And I just happen to have a flyer on my desk!! I'm posting it all here, except Caroyn's phone number, since it's all on the flyers that are being circulated. Maybe someone else can join me!



Saturday, April 19, 2008
10am-5pm

Location: The Averasboro Battlefield Museum
NC HWY 82 South of Dunn and Erwin. Exit 71 Interstate 95; approx. 4.5 miles.

Contact information: Caroyln Beasley at [email protected] FIBER FESTIVAL in subject line, please.

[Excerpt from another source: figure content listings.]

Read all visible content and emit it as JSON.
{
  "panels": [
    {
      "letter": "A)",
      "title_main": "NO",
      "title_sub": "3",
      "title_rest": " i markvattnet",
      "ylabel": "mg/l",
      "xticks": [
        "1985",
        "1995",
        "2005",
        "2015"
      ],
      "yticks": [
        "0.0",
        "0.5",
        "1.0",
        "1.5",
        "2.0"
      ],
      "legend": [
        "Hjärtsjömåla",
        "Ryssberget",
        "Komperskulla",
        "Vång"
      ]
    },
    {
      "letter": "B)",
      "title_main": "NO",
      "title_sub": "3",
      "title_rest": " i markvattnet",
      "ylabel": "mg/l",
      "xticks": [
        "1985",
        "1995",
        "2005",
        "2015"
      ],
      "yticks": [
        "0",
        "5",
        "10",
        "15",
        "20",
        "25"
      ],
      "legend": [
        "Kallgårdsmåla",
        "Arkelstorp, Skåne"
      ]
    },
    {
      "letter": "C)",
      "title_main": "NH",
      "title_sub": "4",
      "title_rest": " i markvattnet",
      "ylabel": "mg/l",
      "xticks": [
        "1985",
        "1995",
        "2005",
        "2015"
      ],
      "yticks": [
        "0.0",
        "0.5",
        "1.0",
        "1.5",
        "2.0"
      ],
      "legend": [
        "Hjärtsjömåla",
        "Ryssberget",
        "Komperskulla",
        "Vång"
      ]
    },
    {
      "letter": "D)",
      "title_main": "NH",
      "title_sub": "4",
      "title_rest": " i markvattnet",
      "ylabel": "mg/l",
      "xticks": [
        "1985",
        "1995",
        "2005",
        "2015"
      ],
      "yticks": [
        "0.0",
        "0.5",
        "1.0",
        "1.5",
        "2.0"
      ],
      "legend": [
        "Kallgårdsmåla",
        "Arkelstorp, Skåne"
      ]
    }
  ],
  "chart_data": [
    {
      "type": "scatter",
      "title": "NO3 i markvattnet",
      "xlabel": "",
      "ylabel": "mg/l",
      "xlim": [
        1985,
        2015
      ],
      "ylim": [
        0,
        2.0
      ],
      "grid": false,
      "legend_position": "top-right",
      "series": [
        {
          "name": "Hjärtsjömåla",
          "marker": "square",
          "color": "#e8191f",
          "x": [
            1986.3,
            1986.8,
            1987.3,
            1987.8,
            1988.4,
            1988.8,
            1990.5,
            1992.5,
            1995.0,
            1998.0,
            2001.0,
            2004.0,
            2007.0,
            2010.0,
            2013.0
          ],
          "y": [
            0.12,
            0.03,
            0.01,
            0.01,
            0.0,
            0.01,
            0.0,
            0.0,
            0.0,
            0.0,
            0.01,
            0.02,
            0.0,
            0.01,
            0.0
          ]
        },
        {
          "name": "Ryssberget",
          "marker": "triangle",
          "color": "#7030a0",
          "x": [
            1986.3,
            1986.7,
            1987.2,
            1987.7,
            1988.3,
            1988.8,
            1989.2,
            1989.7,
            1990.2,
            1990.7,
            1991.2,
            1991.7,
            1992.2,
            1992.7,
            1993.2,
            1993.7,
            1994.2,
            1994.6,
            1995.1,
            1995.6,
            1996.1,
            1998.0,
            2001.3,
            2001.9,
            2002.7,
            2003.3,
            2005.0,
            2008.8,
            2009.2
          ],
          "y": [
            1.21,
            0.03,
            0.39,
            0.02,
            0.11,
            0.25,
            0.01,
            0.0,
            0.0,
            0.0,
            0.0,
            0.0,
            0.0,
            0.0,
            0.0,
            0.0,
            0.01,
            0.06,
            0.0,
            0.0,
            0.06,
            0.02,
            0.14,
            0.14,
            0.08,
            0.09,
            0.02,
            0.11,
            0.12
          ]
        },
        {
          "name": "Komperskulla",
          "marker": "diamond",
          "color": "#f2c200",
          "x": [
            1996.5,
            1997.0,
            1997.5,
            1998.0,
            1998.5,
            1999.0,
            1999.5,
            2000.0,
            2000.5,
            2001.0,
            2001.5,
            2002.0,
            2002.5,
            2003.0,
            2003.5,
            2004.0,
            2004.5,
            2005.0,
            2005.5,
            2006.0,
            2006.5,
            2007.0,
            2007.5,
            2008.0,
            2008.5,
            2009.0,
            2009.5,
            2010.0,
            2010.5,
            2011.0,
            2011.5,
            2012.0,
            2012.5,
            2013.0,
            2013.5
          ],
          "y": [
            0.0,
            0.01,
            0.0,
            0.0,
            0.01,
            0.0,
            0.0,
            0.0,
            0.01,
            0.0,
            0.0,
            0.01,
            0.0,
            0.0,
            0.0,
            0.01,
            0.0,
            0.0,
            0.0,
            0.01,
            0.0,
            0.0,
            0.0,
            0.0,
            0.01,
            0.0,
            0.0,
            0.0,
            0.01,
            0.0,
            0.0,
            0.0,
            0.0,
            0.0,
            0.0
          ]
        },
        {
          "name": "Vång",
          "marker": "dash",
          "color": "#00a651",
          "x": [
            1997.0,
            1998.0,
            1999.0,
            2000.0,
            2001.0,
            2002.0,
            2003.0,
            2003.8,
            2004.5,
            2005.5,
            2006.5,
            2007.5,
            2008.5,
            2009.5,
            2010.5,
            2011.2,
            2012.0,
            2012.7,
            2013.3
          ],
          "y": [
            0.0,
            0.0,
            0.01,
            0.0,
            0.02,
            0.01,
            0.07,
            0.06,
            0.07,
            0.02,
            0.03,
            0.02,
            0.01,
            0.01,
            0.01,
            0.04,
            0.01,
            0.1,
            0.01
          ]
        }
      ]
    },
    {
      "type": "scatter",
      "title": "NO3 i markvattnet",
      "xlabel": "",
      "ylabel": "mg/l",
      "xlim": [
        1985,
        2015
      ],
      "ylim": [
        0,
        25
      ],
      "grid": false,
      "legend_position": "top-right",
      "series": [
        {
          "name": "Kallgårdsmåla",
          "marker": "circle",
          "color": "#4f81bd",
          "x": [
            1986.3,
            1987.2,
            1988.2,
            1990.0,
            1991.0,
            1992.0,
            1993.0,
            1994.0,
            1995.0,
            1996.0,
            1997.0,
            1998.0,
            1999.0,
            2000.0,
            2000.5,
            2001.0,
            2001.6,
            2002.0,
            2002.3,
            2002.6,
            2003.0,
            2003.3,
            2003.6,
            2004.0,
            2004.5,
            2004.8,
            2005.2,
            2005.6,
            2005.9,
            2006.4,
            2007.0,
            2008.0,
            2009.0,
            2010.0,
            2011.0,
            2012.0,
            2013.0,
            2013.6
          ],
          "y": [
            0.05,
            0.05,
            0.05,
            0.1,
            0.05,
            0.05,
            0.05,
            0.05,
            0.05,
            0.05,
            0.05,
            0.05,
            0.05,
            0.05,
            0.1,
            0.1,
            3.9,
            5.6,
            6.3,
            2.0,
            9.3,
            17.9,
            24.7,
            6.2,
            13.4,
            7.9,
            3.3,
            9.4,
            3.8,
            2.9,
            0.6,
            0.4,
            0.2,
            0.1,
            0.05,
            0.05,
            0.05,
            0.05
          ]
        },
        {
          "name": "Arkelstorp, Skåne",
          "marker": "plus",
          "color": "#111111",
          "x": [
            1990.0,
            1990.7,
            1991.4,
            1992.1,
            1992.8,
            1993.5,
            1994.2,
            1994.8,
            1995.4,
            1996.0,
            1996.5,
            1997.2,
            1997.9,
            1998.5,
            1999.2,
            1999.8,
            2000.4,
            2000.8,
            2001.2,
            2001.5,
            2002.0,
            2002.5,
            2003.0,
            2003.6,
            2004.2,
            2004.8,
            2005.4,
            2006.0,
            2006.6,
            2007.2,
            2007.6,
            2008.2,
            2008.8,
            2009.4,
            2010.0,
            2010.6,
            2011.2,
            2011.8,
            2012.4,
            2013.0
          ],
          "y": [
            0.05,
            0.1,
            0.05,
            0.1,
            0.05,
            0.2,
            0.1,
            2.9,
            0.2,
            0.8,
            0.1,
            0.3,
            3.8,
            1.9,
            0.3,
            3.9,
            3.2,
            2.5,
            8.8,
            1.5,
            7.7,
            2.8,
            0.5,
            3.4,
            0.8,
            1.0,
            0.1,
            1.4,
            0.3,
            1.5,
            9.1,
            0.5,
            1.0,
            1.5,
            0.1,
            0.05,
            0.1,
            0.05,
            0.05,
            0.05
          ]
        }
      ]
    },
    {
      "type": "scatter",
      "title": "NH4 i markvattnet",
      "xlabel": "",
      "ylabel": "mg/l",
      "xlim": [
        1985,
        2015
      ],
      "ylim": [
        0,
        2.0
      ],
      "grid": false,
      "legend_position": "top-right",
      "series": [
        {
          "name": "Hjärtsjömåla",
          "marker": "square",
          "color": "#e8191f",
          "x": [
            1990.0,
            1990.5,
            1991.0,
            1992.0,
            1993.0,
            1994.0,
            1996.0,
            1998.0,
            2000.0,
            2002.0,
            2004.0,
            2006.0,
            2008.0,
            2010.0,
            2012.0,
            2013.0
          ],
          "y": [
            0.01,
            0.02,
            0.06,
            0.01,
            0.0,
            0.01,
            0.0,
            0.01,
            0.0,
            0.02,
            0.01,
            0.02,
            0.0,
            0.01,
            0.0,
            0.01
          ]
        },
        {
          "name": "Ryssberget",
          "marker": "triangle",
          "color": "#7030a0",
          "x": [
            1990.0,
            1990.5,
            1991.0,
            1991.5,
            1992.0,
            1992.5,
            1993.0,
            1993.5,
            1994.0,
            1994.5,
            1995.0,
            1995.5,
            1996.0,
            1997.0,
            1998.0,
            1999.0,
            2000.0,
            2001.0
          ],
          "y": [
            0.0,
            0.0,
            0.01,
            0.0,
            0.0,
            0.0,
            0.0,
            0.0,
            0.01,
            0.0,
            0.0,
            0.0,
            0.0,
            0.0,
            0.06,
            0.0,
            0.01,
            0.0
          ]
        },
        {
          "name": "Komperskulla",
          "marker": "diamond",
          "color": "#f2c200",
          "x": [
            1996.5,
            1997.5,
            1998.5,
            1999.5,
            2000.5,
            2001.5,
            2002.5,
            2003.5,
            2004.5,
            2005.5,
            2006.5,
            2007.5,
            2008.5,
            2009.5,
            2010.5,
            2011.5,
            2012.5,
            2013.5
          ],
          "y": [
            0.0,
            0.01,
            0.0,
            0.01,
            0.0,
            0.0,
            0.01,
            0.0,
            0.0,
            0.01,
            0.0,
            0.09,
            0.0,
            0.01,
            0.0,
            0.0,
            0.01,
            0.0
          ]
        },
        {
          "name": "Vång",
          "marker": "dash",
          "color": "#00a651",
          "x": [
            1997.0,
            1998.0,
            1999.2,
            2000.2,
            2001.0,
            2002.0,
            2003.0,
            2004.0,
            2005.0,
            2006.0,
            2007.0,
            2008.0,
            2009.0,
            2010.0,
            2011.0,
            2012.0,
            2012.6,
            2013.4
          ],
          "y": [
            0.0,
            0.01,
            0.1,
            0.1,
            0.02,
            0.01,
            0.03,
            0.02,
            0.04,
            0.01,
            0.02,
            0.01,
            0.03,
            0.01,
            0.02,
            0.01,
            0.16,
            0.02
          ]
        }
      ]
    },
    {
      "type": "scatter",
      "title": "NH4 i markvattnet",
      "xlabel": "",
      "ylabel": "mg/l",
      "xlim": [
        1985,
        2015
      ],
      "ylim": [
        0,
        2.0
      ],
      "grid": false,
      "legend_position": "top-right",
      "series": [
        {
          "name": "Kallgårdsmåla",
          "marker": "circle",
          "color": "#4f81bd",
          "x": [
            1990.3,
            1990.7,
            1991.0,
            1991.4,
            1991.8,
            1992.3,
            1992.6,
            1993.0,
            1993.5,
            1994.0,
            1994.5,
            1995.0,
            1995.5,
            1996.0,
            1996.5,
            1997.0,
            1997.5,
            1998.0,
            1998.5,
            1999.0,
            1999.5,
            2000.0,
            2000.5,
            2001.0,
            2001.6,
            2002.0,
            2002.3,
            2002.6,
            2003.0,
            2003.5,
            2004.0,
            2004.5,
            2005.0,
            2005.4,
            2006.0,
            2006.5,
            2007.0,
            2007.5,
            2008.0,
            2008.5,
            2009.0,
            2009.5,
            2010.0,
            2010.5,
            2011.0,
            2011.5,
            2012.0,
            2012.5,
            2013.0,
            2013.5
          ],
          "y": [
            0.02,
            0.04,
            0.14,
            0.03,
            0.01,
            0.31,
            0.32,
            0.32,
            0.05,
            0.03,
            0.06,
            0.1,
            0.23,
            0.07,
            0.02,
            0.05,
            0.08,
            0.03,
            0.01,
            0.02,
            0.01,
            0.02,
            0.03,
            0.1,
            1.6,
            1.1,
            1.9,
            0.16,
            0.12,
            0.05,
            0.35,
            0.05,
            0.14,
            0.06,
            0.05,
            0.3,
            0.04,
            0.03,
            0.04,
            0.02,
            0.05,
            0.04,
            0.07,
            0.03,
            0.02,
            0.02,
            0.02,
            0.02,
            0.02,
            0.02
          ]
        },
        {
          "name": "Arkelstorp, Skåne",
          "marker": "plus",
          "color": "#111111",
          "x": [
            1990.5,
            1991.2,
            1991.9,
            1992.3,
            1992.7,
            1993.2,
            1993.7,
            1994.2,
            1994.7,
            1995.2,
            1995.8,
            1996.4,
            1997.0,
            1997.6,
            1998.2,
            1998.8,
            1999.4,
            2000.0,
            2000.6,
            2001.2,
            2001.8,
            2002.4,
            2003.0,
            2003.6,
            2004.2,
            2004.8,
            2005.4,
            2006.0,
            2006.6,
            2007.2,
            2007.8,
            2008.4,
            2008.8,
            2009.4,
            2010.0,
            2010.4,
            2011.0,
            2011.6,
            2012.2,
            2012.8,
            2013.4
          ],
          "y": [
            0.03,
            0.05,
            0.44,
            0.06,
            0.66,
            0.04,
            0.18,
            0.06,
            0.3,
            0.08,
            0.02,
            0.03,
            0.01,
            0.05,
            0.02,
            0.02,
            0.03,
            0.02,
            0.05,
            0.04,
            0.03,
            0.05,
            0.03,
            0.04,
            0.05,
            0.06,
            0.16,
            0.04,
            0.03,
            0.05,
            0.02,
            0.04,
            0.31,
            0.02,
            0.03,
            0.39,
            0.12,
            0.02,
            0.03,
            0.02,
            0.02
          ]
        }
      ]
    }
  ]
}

For updates go to www.averasboro.com

The Averasboro Battlefield Museum phone number is 910-891-5019


If you contact Carolyn, you can tell her that you got the information from me. Meg is my name, and Z is my surname initial, so she should recognize that. If not, tell her I'm the one who has Socrates. 

Thanks Lisa!

Meg


----------



## Liese (Dec 12, 2005)

kellyprzy said:


> Would people be interested in meeting @ MSW? I will be there 1 (& maybe 2) days. It would be great to put faces to names.
> 
> Kelly


Wouldn't that be great! For those who have been before is there a good central meeting place?


----------



## kellyprzy (Oct 2, 2007)

We could meet at the main gate or in front of the main exhibition hall which is the largest building on the fair grounds (beyond all the barns). There is a gazillion people there, mostly women (as my DH puts it- "it's a very estrogen-rich festival"), we might need to hold up a sign like chauffeurs do at the airport to identify ourselves!


----------



## Liese (Dec 12, 2005)

kellyprzy. There is a gazillion people there said:


> :rotfl:


----------



## Liese (Dec 12, 2005)

Having a particular time and a sign would work great. Perhaps in the afternoon when we're all whipped and need a cuppa?


----------



## Meg Z (Jun 8, 2004)

This sounds like amazing fun! Just signs with HT on them would work! That way they'd be small enough to fit in a bag, to be later pulled out and held up.

Hmmmm.....Maybe I'll just make a T-shirt with HT on it! 

I'm calling Amy this evening about a stretch of floor or sofa. How many am I checking for here?

Meg


----------



## Liese (Dec 12, 2005)

Me! As if you didn't know but I thought to make it official


----------